Deputados pressionam governo por envio de projeto dos auxílios após impasse com sindicatos no Acre


A falta de acordo entre o governo do Acre e os sindicatos sobre os auxílios dos servidores públicos repercutiu na Assembleia Legislativa do Estado do Acre (Aleac) nesta terça-feira, 31. Deputados cobraram o envio imediato do projeto de lei, que acabou sendo adiado para esta quarta-feira, 1º de abril, após mais uma rodada de negociações sem consenso.

Como antecipado pelo secretário de Governo, Luiz Calixto, a proposta não foi encaminhada ao Legislativo devido ao impasse nos valores dos benefícios. A expectativa agora é de envio apenas se houver acordo entre as partes.

Durante a sessão, parlamentares criticaram a condução das tratativas e a demora na definição. O deputado Edvaldo Magalhães afirmou que os servidores chegaram a apresentar uma contraproposta, mas não tiveram retorno efetivo do Executivo.

“As categorias conversaram, questionaram profundamente a proposta e fizeram um gesto que não é comum. No meio da diversidade de salários e carreiras, apresentaram outra proposta”, declarou.

Segundo ele, a resposta do governo não acompanhou o avanço das negociações. “Qual foi a resposta, pelo menos até ontem, do governo com relação à contraproposta? Foi pressão e arrogância através de declarações públicas”, afirmou, classificando a postura como “autoritarismo”.

O parlamentar também defendeu que o diálogo é essencial para um acordo e cobrou ação da Casa. “A maior contribuição que nós podemos dar para esses servidores é exigir do governo que mande uma proposta para ser discutida hoje nessa Casa”, disse.

Cobrança por votação e acordo

O deputado Emerson Jarude também criticou a demora na análise de propostas voltadas aos servidores e cobrou celeridade.

“É impressionante como quando se cria auxílio para outros poderes, rapidinho é aprovado. Quando é para o servidor aqui, é essa demora”, declarou.

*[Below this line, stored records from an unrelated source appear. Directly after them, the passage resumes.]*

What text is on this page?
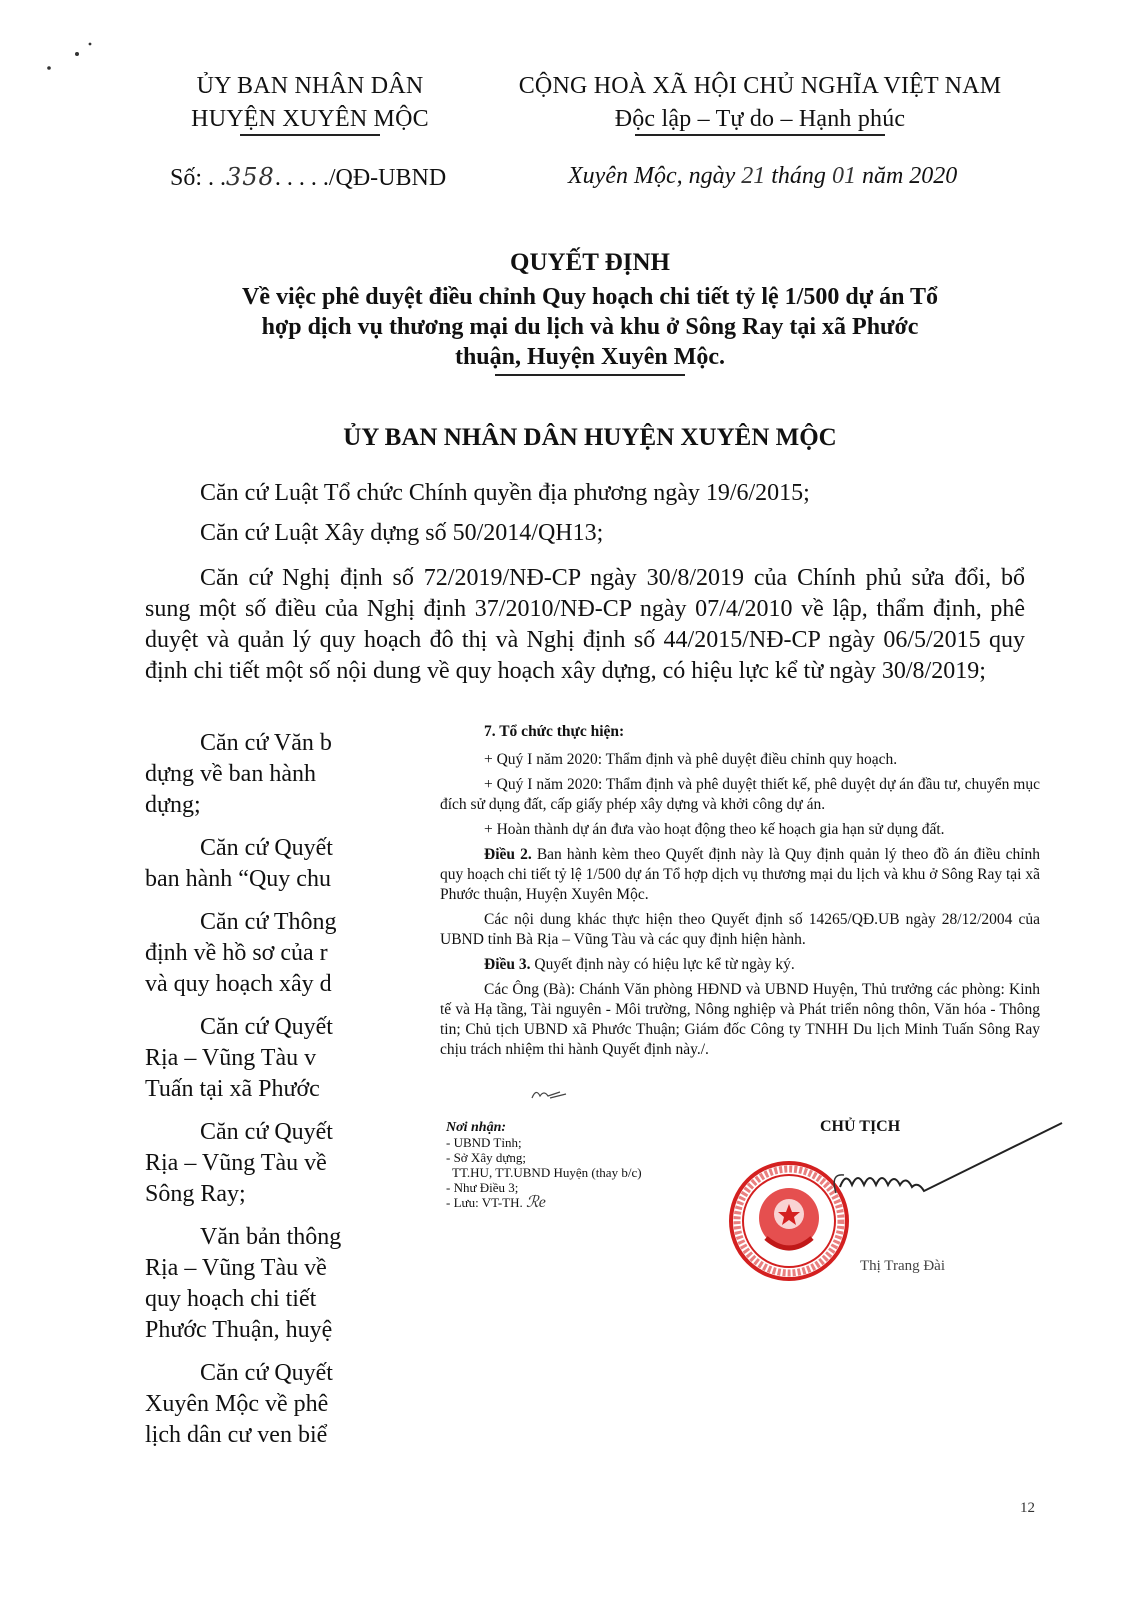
ỦY BAN NHÂN DÂN
HUYỆN XUYÊN MỘC
CỘNG HOÀ XÃ HỘI CHỦ NGHĨA VIỆT NAM
Độc lập – Tự do – Hạnh phúc
Số: . .358. . . . ./QĐ-UBND	Xuyên Mộc, ngày 21 tháng 01 năm 2020
QUYẾT ĐỊNH
Về việc phê duyệt điều chỉnh Quy hoạch chi tiết tỷ lệ 1/500 dự án Tổ
hợp dịch vụ thương mại du lịch và khu ở Sông Ray tại xã Phước
thuận, Huyện Xuyên Mộc.
ỦY BAN NHÂN DÂN HUYỆN XUYÊN MỘC
Căn cứ Luật Tổ chức Chính quyền địa phương ngày 19/6/2015;
Căn cứ Luật Xây dựng số 50/2014/QH13;
Căn cứ Nghị định số 72/2019/NĐ-CP ngày 30/8/2019 của Chính phủ sửa đổi, bổ sung một số điều của Nghị định 37/2010/NĐ-CP ngày 07/4/2010 về lập, thẩm định, phê duyệt và quản lý quy hoạch đô thị và Nghị định số 44/2015/NĐ-CP ngày 06/5/2015 quy định chi tiết một số nội dung về quy hoạch xây dựng, có hiệu lực kể từ ngày 30/8/2019;
Căn cứ Văn b
dựng về ban hành
dựng;
Căn cứ Quyết
ban hành “Quy chu
Căn cứ Thông
định về hồ sơ của r
và quy hoạch xây d
Căn cứ Quyết
Rịa – Vũng Tàu v
Tuấn tại xã Phước
Căn cứ Quyết
Rịa – Vũng Tàu về
Sông Ray;
Văn bản thông
Rịa – Vũng Tàu về
quy hoạch chi tiết
Phước Thuận, huyệ
Căn cứ Quyết
Xuyên Mộc về phê
lịch dân cư ven biể

7. Tổ chức thực hiện:

+ Quý I năm 2020: Thẩm định và phê duyệt điều chỉnh quy hoạch.

+ Quý I năm 2020: Thẩm định và phê duyệt thiết kế, phê duyệt dự án đầu tư, chuyển mục đích sử dụng đất, cấp giấy phép xây dựng và khởi công dự án.

+ Hoàn thành dự án đưa vào hoạt động theo kế hoạch gia hạn sử dụng đất.

Điều 2. Ban hành kèm theo Quyết định này là Quy định quản lý theo đồ án điều chỉnh quy hoạch chi tiết tỷ lệ 1/500 dự án Tổ hợp dịch vụ thương mại du lịch và khu ở Sông Ray tại xã Phước thuận, Huyện Xuyên Mộc.

Các nội dung khác thực hiện theo Quyết định số 14265/QĐ.UB ngày 28/12/2004 của UBND tỉnh Bà Rịa – Vũng Tàu và các quy định hiện hành.

Điều 3. Quyết định này có hiệu lực kể từ ngày ký.

Các Ông (Bà): Chánh Văn phòng HĐND và UBND Huyện, Thủ trưởng các phòng: Kinh tế và Hạ tầng, Tài nguyên - Môi trường, Nông nghiệp và Phát triển nông thôn, Văn hóa - Thông tin; Chủ tịch UBND xã Phước Thuận; Giám đốc Công ty TNHH Du lịch Minh Tuấn Sông Ray chịu trách nhiệm thi hành Quyết định này./.

Nơi nhận:
- UBND Tỉnh;
- Sở Xây dựng;
TT.HU, TT.UBND Huyện (thay b/c)
- Như Điều 3;
- Lưu: VT-TH. ℛe
CHỦ TỊCH
Thị Trang Đài
12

Jarude afirmou que há expectativa de votação assim que houver consenso. “Estamos aqui reunidos para isso. Os sindicatos estão presentes, a equipe de governo também”, disse.

Ele destacou ainda que o resultado das negociações deve orientar o posicionamento no plenário. “Vão poder contar com o meu voto, seja favorável ou contrário, a depender da negociação”, afirmou.

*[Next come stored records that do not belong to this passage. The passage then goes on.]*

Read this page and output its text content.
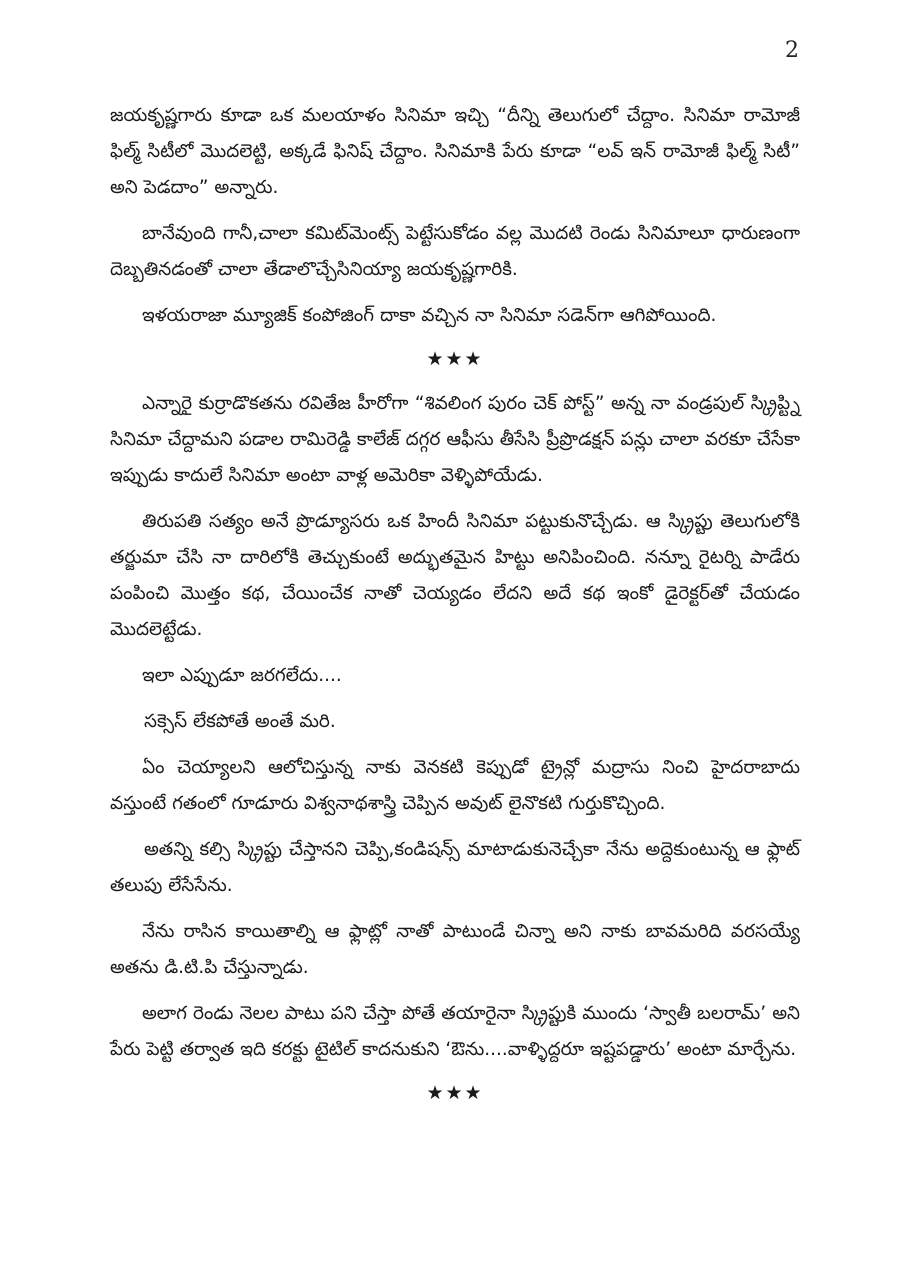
2

జయకృష్ణగారు కూడా ఒక మలయాళం సినిమా ఇచ్చి “దీన్ని తెలుగులో చేద్దాం. సినిమా రామోజీ ఫిల్మ్ సిటీలో మొదలెట్టి, అక్కడే ఫినిష్ చేద్దాం. సినిమాకి పేరు కూడా “లవ్ ఇన్ రామోజీ ఫిల్మ్ సిటీ” అని పెడదాం” అన్నారు.

బానేవుంది గానీ,చాలా కమిట్‌మెంట్స్ పెట్టేసుకోడం వల్ల మొదటి రెండు సినిమాలూ ధారుణంగా దెబ్బతినడంతో చాలా తేడాలొచ్చేసినియ్యా జయకృష్ణగారికి.

ఇళయరాజా మ్యూజిక్ కంపోజింగ్ దాకా వచ్చిన నా సినిమా సడెన్‌గా ఆగిపోయింది.

★★★

ఎన్నారై కుర్రాడొకతను రవితేజ హీరోగా “శివలింగ పురం చెక్ పోస్ట్” అన్న నా వండ్రపుల్ స్క్రిప్ట్ని సినిమా చేద్దామని పడాల రామిరెడ్డి కాలేజ్ దగ్గర ఆఫీసు తీసేసి ప్రీప్రొడక్షన్ పన్లు చాలా వరకూ చేసేకా ఇప్పుడు కాదులే సినిమా అంటా వాళ్ల అమెరికా వెళ్ళిపోయేడు.

తిరుపతి సత్యం అనే ప్రొడ్యూసరు ఒక హిందీ సినిమా పట్టుకునొచ్చేడు. ఆ స్క్రిప్టు తెలుగులోకి తర్జుమా చేసి నా దారిలోకి తెచ్చుకుంటే అద్భుతమైన హిట్టు అనిపించింది. నన్నూ రైటర్ని పాడేరు పంపించి మొత్తం కథ, చేయించేక నాతో చెయ్యడం లేదని అదే కథ ఇంకో డైరెక్టర్‌తో చేయడం మొదలెట్టేడు.

ఇలా ఎప్పుడూ జరగలేదు....

సక్సెస్ లేకపోతే అంతే మరి.

ఏం చెయ్యాలని ఆలోచిస్తున్న నాకు వెనకటి కెప్పుడో ట్రైన్లో మద్రాసు నించి హైదరాబాదు వస్తుంటే గతంలో గూడూరు విశ్వనాథశాస్త్రి చెప్పిన అవుట్ లైనొకటి గుర్తుకొచ్చింది.

అతన్ని కల్సి స్క్రిప్టు చేస్తానని చెప్పి,కండిషన్స్ మాటాడుకునెచ్చేకా నేను అద్దెకుంటున్న ఆ ఫ్లాట్ తలుపు లేసేసేను.

నేను రాసిన కాయితాల్ని ఆ ఫ్లాట్లో నాతో పాటుండే చిన్నా అని నాకు బావమరిది వరసయ్యే అతను డి.టి.పి చేస్తున్నాడు.

అలాగ రెండు నెలల పాటు పని చేస్తా పోతే తయారైనా స్క్రిప్టుకి ముందు ‘స్వాతీ బలరామ్’ అని పేరు పెట్టి తర్వాత ఇది కరక్టు టైటిల్ కాదనుకుని ‘ఔను....వాళ్ళిద్దరూ ఇష్టపడ్డారు’ అంటా మార్చేను.

★★★
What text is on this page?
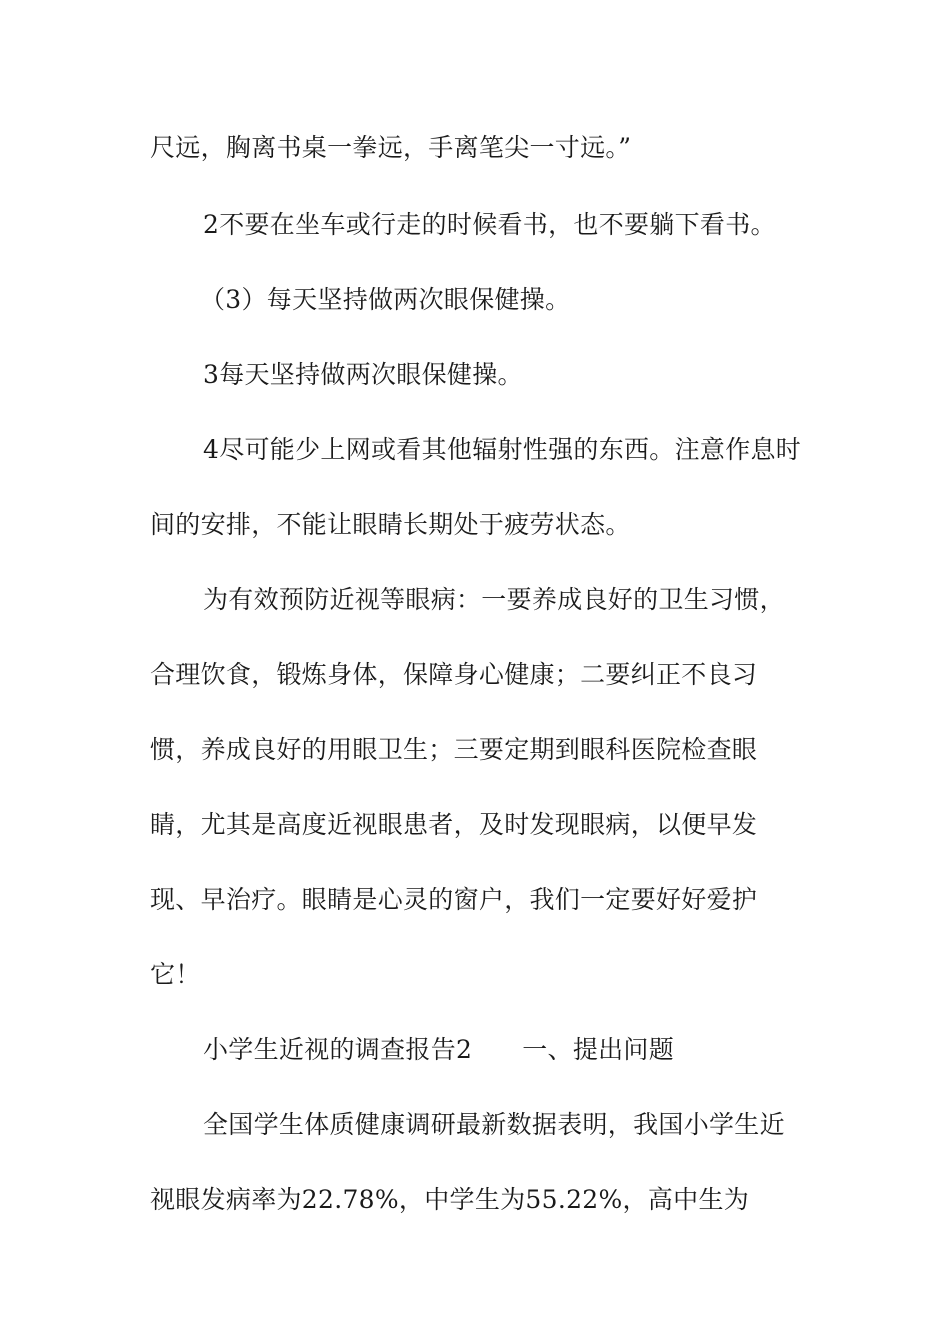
尺远，胸离书桌一拳远，手离笔尖一寸远。”
2不要在坐车或行走的时候看书，也不要躺下看书。
（3）每天坚持做两次眼保健操。
3每天坚持做两次眼保健操。
4尽可能少上网或看其他辐射性强的东西。注意作息时
间的安排，不能让眼睛长期处于疲劳状态。
为有效预防近视等眼病：一要养成良好的卫生习惯，
合理饮食，锻炼身体，保障身心健康；二要纠正不良习
惯，养成良好的用眼卫生；三要定期到眼科医院检查眼
睛，尤其是高度近视眼患者，及时发现眼病，以便早发
现、早治疗。眼睛是心灵的窗户，我们一定要好好爱护
它！
小学生近视的调查报告2 一、提出问题
全国学生体质健康调研最新数据表明，我国小学生近
视眼发病率为22.78%，中学生为55.22%，高中生为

Negociação sob pressão de prazo

O impasse ocorre em um momento decisivo, já que há limite legal para aprovação de reajustes em ano eleitoral. Caso não haja definição, os servidores podem ficar sem atualização dos auxílios ao longo de 2026.

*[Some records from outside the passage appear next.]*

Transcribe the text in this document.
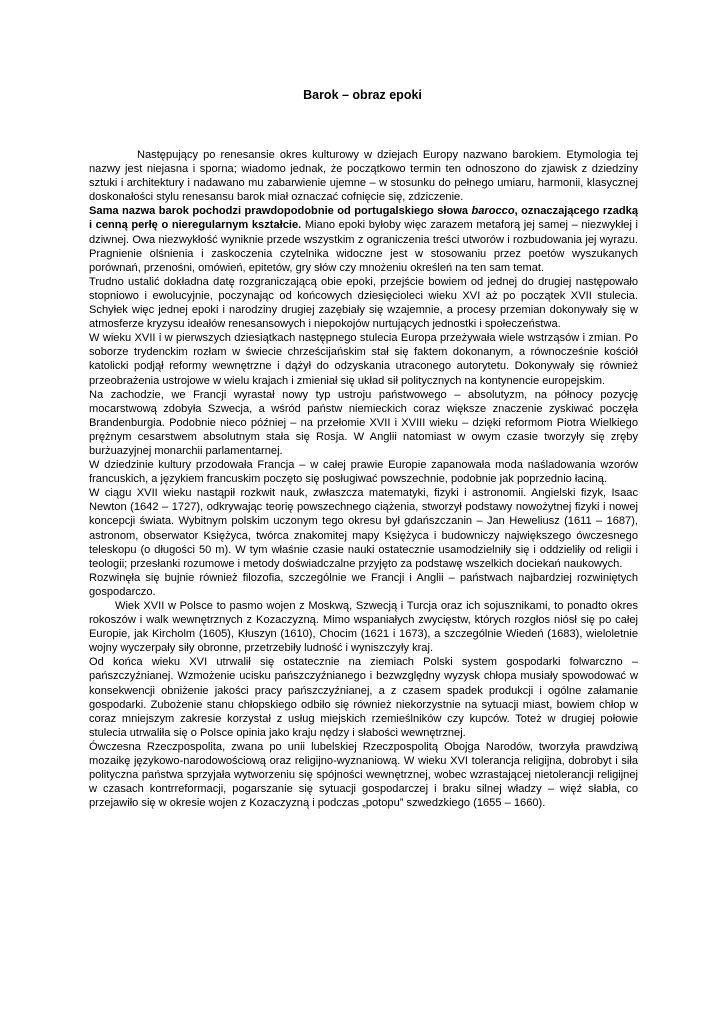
Barok – obraz epoki

Następujący po renesansie okres kulturowy w dziejach Europy nazwano barokiem. Etymologia tej nazwy jest niejasna i sporna; wiadomo jednak, że początkowo termin ten odnoszono do zjawisk z dziedziny sztuki i architektury i nadawano mu zabarwienie ujemne – w stosunku do pełnego umiaru, harmonii, klasycznej doskonałości stylu renesansu barok miał oznaczać cofnięcie się, zdziczenie.

Sama nazwa barok pochodzi prawdopodobnie od portugalskiego słowa barocco, oznaczającego rzadką i cenną perłę o nieregularnym kształcie. Miano epoki byłoby więc zarazem metaforą jej samej – niezwykłej i dziwnej. Owa niezwykłość wyniknie przede wszystkim z ograniczenia treści utworów i rozbudowania jej wyrazu. Pragnienie olśnienia i zaskoczenia czytelnika widoczne jest w stosowaniu przez poetów wyszukanych porównań, przenośni, omówień, epitetów, gry słów czy mnożeniu określeń na ten sam temat.

Trudno ustalić dokładna datę rozgraniczającą obie epoki, przejście bowiem od jednej do drugiej następowało stopniowo i ewolucyjnie, poczynając od końcowych dziesięcioleci wieku XVI aż po początek XVII stulecia. Schyłek więc jednej epoki i narodziny drugiej zazębiały się wzajemnie, a procesy przemian dokonywały się w atmosferze kryzysu ideałów renesansowych i niepokojów nurtujących jednostki i społeczeństwa.

W wieku XVII i w pierwszych dziesiątkach następnego stulecia Europa przeżywała wiele wstrząsów i zmian. Po soborze trydenckim rozłam w świecie chrześcijańskim stał się faktem dokonanym, a równocześnie kościół katolicki podjął reformy wewnętrzne i dążył do odzyskania utraconego autorytetu. Dokonywały się również przeobrażenia ustrojowe w wielu krajach i zmieniał się układ sił politycznych na kontynencie europejskim.

Na zachodzie, we Francji wyrastał nowy typ ustroju państwowego – absolutyzm, na północy pozycję mocarstwową zdobyła Szwecja, a wśród państw niemieckich coraz większe znaczenie zyskiwać poczęła Brandenburgia. Podobnie nieco później – na przełomie XVII i XVIII wieku – dzięki reformom Piotra Wielkiego prężnym cesarstwem absolutnym stała się Rosja. W Anglii natomiast w owym czasie tworzyły się zręby burżuazyjnej monarchii parlamentarnej.

W dziedzinie kultury przodowała Francja – w całej prawie Europie zapanowała moda naśladowania wzorów francuskich, a językiem francuskim poczęto się posługiwać powszechnie, podobnie jak poprzednio łaciną.

W ciągu XVII wieku nastąpił rozkwit nauk, zwłaszcza matematyki, fizyki i astronomii. Angielski fizyk, Isaac Newton (1642 – 1727), odkrywając teorię powszechnego ciążenia, stworzył podstawy nowożytnej fizyki i nowej koncepcji świata. Wybitnym polskim uczonym tego okresu był gdańszczanin – Jan Heweliusz (1611 – 1687), astronom, obserwator Księżyca, twórca znakomitej mapy Księżyca i budowniczy największego ówczesnego teleskopu (o długości 50 m). W tym właśnie czasie nauki ostatecznie usamodzielniły się i oddzieliły od religii i teologii; przesłanki rozumowe i metody doświadczalne przyjęto za podstawę wszelkich dociekań naukowych.

Rozwinęła się bujnie również filozofia, szczególnie we Francji i Anglii – państwach najbardziej rozwiniętych gospodarczo.

Wiek XVII w Polsce to pasmo wojen z Moskwą, Szwecją i Turcja oraz ich sojusznikami, to ponadto okres rokoszów i walk wewnętrznych z Kozaczyzną. Mimo wspaniałych zwycięstw, których rozgłos niósł się po całej Europie, jak Kircholm (1605), Kłuszyn (1610), Chocim (1621 i 1673), a szczególnie Wiedeń (1683), wieloletnie wojny wyczerpały siły obronne, przetrzebiły ludność i wyniszczyły kraj.

Od końca wieku XVI utrwalił się ostatecznie na ziemiach Polski system gospodarki folwarczno – pańszczyźnianej. Wzmożenie ucisku pańszczyźnianego i bezwzględny wyzysk chłopa musiały spowodować w konsekwencji obniżenie jakości pracy pańszczyźnianej, a z czasem spadek produkcji i ogólne załamanie gospodarki. Zubożenie stanu chłopskiego odbiło się również niekorzystnie na sytuacji miast, bowiem chłop w coraz mniejszym zakresie korzystał z usług miejskich rzemieślników czy kupców. Toteż w drugiej połowie stulecia utrwaliła się o Polsce opinia jako kraju nędzy i słabości wewnętrznej.

Ówczesna Rzeczpospolita, zwana po unii lubelskiej Rzeczpospolitą Obojga Narodów, tworzyła prawdziwą mozaikę językowo-narodowościową oraz religijno-wyznaniową. W wieku XVI tolerancja religijna, dobrobyt i siła polityczna państwa sprzyjała wytworzeniu się spójności wewnętrznej, wobec wzrastającej nietolerancji religijnej w czasach kontrreformacji, pogarszanie się sytuacji gospodarczej i braku silnej władzy – więź słabła, co przejawiło się w okresie wojen z Kozaczyzną i podczas „potopu” szwedzkiego (1655 – 1660).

A proposta em discussão prevê aumento do auxílio-alimentação de R$ 420 para R$ 700, criação de auxílio-saúde de R$ 500 para aposentados, além da aplicação da Revisão Geral Anual (RGA) de 20,39%.

Enquanto o governo defende os valores apresentados, os sindicatos pressionam por números maiores. Nos últimos dias, inclusive, servidores realizaram protestos em frente à Aleac cobrando uma solução.

Sem acordo até o fim desta terça-feira, as negociações seguem e a expectativa é de que uma proposta final seja fechada e enviada ao Legislativo nesta quarta.